Reus lieferte Glücksmomente, zugleich aber das Wasser für jene, die gerne welches in den Wein der Euphorie schütten. Dafür ließen sich zwei Quellen anzapfen. Aus der einen murmelt es: Die Borussia ist zu einseitig von Reus abhängig. Aus der anderen: Es ist aussichtlos, einen Spieler dieser Qualität noch länger als diese eine Saison zu halten.

 

Keine Frage: Ohne diesen Ausnahmespieler wäre die Borussia ganz erheblich geschwächt. Das ist aber keine Gladbacher Besonderheit.

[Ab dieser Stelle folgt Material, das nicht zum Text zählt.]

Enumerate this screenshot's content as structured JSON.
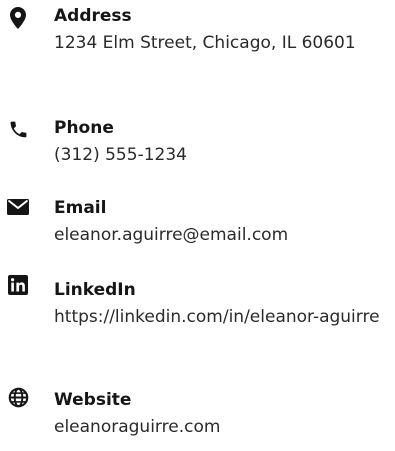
{
  "contacts": [
    {
      "label": "Address",
      "value": "1234 Elm Street, Chicago, IL 60601",
      "icon": "map-marker-icon"
    },
    {
      "label": "Phone",
      "value": "(312) 555-1234",
      "icon": "phone-icon"
    },
    {
      "label": "Email",
      "value": "eleanor.aguirre@email.com",
      "icon": "envelope-icon"
    },
    {
      "label": "LinkedIn",
      "value": "https://linkedin.com/in/eleanor-aguirre",
      "icon": "linkedin-icon"
    },
    {
      "label": "Website",
      "value": "eleanoraguirre.com",
      "icon": "globe-icon"
    }
  ],
  "colors": {
    "text": "#1f1f1f",
    "icon": "#151515"
  }
}
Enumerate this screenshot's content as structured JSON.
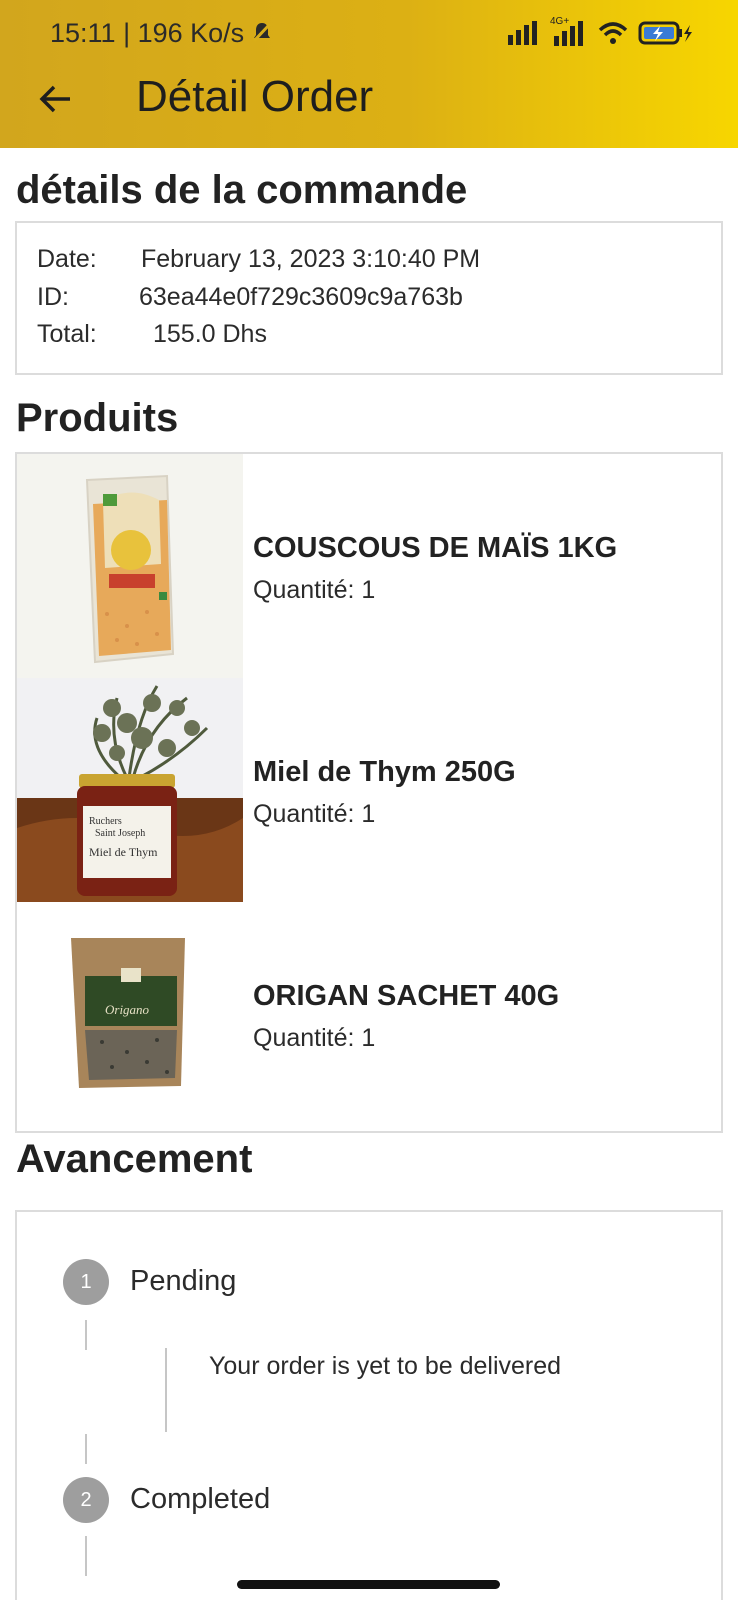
{
  "status_bar": {
    "time": "15:11 | 196 Ko/s",
    "network_label": "4G+"
  },
  "app_bar": {
    "title": "Détail Order"
  },
  "order_details": {
    "heading": "détails de la commande",
    "date_label": "Date:",
    "date_value": "February 13, 2023 3:10:40 PM",
    "id_label": "ID:",
    "id_value": "63ea44e0f729c3609c9a763b",
    "total_label": "Total:",
    "total_value": "155.0 Dhs"
  },
  "products": {
    "heading": "Produits",
    "items": [
      {
        "name": "COUSCOUS DE MAÏS 1KG",
        "quantity": "Quantité: 1"
      },
      {
        "name": "Miel de Thym 250G",
        "quantity": "Quantité: 1",
        "jar_label_line1": "Ruchers",
        "jar_label_line2": "Saint Joseph",
        "jar_label_name": "Miel de Thym"
      },
      {
        "name": "ORIGAN SACHET 40G",
        "quantity": "Quantité: 1",
        "pack_label": "Origano"
      }
    ]
  },
  "progress": {
    "heading": "Avancement",
    "steps": [
      {
        "number": "1",
        "title": "Pending",
        "content": "Your order is yet to be delivered"
      },
      {
        "number": "2",
        "title": "Completed"
      }
    ]
  },
  "colors": {
    "appbar_start": "#d2a61d",
    "appbar_end": "#f7d600",
    "step_circle": "#9e9e9e",
    "card_border": "#dcdcdc"
  }
}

Die meisten Mannschaft der Liga, die Bayern mit Abstrichen ausgenommen, haben Spieler, deren Ausfall kaum zu kompensieren wäre: Für Bremen etwa ist das Pizarro, für Hamburg Petric. Eine Bank wie die Bayern kann sich kaum jemand leisten. Es hat wenig Sinn, darüber zu lamentieren.

 

Wenig Sinn hat es auch, sich an einem herrlichen Sommertag über den Schneematsch des nächsten Februars zu grämen; wenig Sinn, sich den Kopf darüber zu zerbrechen, wie lange Reus bei der Borussia spielen wird. Das Blatt mit den großen Buchstaben bemüht sich seit einer Weile penetrant, ihn zu den Bayern zu schreiben; andere Medien springen auf den Zug auf.

 

Natürlich werden sportlich wie finanziell hochinteressante Angeboten nicht ausbleiben. Wie sich Reus entscheiden wird, ist aber noch keineswegs ausgemacht. Das Gladbacher Spiel ist in einer Weise auf ihn ausgerichtet, wie es in München sicher nicht der Fall wäre. Was das ausmachen kann, lässt sich unter anderem an Lukas Podolski studieren. Es gibt keinen Automatismus, nach dem der Wechsel nach München für junge deutsche Nationalspieler entwicklungsfördernd ist. Sollte es Reus aber zur neuen Saison doch zu den Bayern oder einem anderen großen Club ziehen, dann kann man sich immer noch um den Schneematsch kümmern. Vorerst aber ist Sommer, borussisch gesehen.